Chemiluminescent analysis of Borrelia burgdorferi penicillin-binding proteins using ampicillin conjugated to digoxigenin.

Knowledge of the penicillin-binding proteins (PBPs) of Borrelia burgdorferi is important for understanding both the targets of beta-lactams used therapeutically for Lyme borreliosis and the complex membrane biology of the distinctive spirochetal pathogen which causes Lyme disease. In this study, the PBPs of a number of B. burgdorferi strains and variants were examined using a rapid and sensitive chemiluminescent assay which employs ampicillin conjugated to digoxigenin (dig-amp). The minimum inhibitory concentration of dig-amp for B. burgdorferi high-passage strain B31 (0.012 micrograms/ml) was essentially no different from that of free ampicillin (0.025 micrograms/ml). Dig-amp bound specifically to B. burgdorferi B31 PBPs with molecular masses of 92, 80, 65, 46, 40, 34, 31, 29, 22, 20 and 13 kDa; the 31 kDa and 34 kDa PBPs were proven to be OspA and OspB, respectively. All of the borrelial PBPs were present in the cytoplasmic membrane fraction of B. burgdorferi, findings consistent with their activities as PBPs but inconsistent with OspA and OspB as surface-exposed outer membrane lipoproteins.

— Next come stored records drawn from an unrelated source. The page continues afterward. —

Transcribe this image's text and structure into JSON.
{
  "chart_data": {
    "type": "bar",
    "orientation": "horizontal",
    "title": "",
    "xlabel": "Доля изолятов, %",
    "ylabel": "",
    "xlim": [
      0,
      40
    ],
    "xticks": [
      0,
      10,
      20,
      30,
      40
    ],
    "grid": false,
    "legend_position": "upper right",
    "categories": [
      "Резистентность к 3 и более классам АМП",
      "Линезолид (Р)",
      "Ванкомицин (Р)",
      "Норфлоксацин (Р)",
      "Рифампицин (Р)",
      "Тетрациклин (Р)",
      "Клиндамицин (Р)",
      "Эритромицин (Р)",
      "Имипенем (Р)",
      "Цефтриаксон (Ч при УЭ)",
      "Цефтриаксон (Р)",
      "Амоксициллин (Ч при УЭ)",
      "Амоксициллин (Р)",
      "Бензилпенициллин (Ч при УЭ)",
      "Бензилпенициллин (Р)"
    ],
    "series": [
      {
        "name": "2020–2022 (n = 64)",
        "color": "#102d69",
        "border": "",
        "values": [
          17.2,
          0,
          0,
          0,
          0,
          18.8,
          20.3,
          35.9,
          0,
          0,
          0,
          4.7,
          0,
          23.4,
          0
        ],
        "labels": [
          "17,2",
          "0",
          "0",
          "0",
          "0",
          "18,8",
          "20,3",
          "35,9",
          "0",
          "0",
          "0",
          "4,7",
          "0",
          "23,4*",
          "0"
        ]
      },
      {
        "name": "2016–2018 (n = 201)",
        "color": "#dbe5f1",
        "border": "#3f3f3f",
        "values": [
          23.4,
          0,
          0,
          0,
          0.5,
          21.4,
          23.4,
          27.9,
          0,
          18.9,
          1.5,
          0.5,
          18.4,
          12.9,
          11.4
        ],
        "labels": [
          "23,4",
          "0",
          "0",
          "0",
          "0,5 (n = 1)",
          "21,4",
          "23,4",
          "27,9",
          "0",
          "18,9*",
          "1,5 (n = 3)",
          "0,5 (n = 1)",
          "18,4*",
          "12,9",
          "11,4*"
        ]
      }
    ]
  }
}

Furthermore, among the PBP profiles of other high- and low-passage variants of B. burgdorferi strains Sh-2-82, HB19, and N40, which differed somewhat from one another, OspD (28 kDa) but not OspC (22-25 kDa) also was strongly implicated as a PBP; however, OspC possessed a gel mobility easily misconstrued as that of a 26 kDa PBP often expressed reciprocally with OspB. The ramifications of classifying OspA, OspB, and OspD as PBPs are discussed. While the current inability to genetically manipulate B. burgdorferi hinders determining which of the borrelial PBPs are essential for spirochetal viability (i.e., are the lethal targets of beta-lactams), a priori knowledge of the borrelial PBPs will facilitate the production and purification of recombinant derivatives whose activities can be assessed further in vitro.